As irmãs Cristiane (Mity) e Tatiane Yamashiro, idealizadoras do pastel e coxinha em forma de capivara, serviram pessoalmente o prefeito Rafael Greca. (Foto: Daniel Castellano/SMCS)

O prefeito Rafael Greca abriu espaço em sua agenda na tarde desta segunda-feira (13) para provar o pastel e a coxinha em formato de capivara. Febres da internet e campeões de vendas das feiras noturnas do Água Verde e Lindoia, os salgados foram apresentados a ele pelas irmãs e feirantes Cristiane (Mity) e Tatiane Yamashiro, idealizadoras dos alimentos. O encontro ocorreu, curiosamente, na véspera do Dia Internacional da Capirava, comemorado nesta terça-feira (14).
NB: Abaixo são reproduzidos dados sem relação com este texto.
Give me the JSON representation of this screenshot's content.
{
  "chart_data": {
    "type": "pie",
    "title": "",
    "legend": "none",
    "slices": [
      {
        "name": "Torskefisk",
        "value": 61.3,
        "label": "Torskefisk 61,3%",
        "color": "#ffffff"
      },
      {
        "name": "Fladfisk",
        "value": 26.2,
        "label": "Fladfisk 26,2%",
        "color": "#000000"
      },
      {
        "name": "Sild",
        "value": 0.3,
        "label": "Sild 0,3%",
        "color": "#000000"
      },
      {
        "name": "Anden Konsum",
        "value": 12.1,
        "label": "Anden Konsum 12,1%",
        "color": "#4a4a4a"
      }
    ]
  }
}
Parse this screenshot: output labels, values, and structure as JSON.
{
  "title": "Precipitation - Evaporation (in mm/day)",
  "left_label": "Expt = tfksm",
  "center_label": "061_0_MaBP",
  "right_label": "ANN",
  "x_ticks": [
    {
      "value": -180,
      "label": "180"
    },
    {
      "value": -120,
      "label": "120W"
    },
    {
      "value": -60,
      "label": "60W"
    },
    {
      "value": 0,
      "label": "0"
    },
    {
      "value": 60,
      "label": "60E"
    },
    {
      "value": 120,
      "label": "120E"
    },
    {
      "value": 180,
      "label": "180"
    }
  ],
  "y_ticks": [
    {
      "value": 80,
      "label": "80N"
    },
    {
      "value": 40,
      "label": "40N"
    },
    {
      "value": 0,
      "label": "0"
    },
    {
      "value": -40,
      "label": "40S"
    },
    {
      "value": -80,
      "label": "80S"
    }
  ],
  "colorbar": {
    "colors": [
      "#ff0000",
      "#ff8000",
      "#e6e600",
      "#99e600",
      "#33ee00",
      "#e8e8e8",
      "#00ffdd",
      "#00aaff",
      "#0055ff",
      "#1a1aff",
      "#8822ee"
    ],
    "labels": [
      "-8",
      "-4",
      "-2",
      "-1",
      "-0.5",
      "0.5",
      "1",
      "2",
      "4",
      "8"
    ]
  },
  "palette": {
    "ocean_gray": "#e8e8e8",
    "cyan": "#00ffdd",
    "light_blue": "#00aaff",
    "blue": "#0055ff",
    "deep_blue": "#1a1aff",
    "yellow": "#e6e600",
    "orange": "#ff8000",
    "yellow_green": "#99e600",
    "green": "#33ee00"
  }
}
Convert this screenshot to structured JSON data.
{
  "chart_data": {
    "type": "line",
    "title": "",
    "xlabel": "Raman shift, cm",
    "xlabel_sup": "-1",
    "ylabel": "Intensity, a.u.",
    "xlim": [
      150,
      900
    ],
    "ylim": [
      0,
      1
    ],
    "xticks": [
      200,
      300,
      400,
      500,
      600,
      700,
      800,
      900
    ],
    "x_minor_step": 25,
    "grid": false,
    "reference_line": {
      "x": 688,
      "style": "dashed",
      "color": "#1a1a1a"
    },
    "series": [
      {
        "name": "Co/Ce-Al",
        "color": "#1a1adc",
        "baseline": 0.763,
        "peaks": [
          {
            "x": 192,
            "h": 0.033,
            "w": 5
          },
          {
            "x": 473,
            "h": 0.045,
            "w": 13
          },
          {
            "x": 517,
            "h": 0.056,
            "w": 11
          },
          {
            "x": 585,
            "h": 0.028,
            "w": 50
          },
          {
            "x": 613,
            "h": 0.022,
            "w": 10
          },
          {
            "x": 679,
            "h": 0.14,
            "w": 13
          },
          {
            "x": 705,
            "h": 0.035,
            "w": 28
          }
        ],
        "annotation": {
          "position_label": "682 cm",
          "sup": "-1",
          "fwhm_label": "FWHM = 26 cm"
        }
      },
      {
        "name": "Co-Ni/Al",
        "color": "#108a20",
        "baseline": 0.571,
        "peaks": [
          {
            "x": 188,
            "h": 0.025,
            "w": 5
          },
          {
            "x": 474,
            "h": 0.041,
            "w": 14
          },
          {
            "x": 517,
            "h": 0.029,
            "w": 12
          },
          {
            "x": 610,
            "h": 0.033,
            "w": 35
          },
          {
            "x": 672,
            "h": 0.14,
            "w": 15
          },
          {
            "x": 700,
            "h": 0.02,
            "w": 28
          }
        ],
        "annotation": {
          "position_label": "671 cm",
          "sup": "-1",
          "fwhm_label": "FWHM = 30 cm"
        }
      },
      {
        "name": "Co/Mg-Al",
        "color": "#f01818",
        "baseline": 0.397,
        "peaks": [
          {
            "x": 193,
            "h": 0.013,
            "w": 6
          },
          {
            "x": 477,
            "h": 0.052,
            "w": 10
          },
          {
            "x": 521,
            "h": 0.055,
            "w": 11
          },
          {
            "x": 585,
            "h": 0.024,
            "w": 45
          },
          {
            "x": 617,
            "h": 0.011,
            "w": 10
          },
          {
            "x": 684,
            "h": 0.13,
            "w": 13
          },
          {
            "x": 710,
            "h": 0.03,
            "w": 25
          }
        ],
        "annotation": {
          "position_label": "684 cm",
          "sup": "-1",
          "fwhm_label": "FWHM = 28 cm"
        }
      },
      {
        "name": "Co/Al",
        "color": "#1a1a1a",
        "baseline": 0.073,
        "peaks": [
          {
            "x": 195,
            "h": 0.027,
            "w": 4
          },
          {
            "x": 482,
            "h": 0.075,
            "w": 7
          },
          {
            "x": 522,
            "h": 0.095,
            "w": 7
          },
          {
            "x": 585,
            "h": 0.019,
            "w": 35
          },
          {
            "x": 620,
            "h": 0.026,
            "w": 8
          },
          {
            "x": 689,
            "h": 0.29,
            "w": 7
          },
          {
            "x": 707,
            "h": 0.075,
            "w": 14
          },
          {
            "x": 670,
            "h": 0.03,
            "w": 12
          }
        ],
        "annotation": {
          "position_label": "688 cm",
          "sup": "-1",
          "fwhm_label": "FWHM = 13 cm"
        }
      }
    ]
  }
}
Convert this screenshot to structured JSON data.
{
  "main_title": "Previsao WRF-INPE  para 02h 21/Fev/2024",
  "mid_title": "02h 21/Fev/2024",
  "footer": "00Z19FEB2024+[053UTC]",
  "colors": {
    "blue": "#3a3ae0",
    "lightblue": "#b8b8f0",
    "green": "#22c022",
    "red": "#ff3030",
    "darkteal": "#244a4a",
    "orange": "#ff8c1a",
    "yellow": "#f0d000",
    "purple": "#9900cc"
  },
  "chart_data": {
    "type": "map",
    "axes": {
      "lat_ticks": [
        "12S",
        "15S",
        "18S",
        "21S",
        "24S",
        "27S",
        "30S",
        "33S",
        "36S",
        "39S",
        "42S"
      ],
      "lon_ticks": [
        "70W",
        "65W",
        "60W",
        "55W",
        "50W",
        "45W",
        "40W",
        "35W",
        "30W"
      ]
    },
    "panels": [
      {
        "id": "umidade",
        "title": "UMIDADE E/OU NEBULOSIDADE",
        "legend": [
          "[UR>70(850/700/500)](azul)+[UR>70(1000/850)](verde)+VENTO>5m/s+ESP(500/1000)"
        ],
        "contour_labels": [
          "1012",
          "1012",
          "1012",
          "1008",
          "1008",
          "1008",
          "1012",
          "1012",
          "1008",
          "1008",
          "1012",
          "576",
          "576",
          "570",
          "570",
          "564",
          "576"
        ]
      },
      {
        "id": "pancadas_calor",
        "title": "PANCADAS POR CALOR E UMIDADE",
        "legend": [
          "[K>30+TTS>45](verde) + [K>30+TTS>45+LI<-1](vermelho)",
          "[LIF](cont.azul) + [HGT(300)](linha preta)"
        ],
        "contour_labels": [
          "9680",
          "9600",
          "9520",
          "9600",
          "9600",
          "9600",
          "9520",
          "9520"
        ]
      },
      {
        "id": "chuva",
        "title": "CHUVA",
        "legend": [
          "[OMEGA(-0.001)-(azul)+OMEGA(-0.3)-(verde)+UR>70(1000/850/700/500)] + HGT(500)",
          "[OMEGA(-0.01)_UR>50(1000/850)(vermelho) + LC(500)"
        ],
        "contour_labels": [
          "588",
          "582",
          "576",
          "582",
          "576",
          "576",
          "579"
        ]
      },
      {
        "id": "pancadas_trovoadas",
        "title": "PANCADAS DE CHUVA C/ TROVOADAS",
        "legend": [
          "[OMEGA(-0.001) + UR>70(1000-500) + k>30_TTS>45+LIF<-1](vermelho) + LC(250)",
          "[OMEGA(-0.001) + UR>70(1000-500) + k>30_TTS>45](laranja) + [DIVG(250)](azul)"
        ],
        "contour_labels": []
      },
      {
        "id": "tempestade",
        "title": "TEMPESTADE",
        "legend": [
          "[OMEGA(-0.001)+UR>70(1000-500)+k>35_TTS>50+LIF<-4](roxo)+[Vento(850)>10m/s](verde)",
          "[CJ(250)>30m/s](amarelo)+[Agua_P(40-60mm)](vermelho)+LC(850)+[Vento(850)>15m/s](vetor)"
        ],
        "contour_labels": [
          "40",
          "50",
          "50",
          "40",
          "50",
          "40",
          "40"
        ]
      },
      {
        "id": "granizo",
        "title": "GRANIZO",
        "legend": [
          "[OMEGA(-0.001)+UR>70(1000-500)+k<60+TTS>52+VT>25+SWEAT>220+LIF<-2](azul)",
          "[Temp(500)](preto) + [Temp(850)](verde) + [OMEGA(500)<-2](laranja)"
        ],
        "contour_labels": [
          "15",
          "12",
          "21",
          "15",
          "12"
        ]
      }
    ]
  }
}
“O pastel e a coxinha, que homenageiam este animal considerado símbolo de Curitiba, são exemplos de empreendedorismo e economia criativa”, parabenizou Greca depois de experimentar ambos. Mity, terceira geração do negócio herdado do pai, Osamu Yamashiro, contou que teve a ideia de criar o pastel em formato de capivara e outras curiosas figuras, como morcego, Pokémon e dinossauro, durante o período em que as feiras livres estiveram fechadas devido à bandeira vermelha na capital. “Comecei a testar e fazer o desenho na massa, depois passei a expor, transformando-se em um grande sucesso”, contou ela ao prefeito.

O pastel em forma de capivara é sucesso na barraca das duas irmãs nas feiras do Água Verde e Lindoia. (Foto: Daniel Castellano/SMCS)

O pastel em formato de capivara custa R$ 15 e tem duas opções de sabor (carne e queijo). A produção é limitada a 250 unidades por feira. A “Capixinha”, coxinha em formato de capivara com recheio de frango, custa R$ 10. Elas também vendem pasteis no formato clássico retangular (de carne, pizza, palmito, queijo e carne com queijo) a partir de R$ 7. Segundo elas, todo mundo quer o pastel de capivara. “Tem que chegar cedo porque até às 18 horas já vendemos tudo normalmente”, contou Mity.

Durante o encontro com Greca, as irmãs também apresentaram os doces no formato de capivara vendidos por elas pelas redes sociais.

As Capixinhas, coxinha em formato de capivara com recheio de frango, também são campeãs de venda. (Fotos: Daniel Castellano/SMCS)

Monitoramento

As capivaras que vivem nos parques de Curitiba são monitoradas pelo Departamento de Pesquisa e Conservação da Fauna da Secretaria Municipal do Meio Ambiente. (Foto: Cesar Brustolin/SMCS)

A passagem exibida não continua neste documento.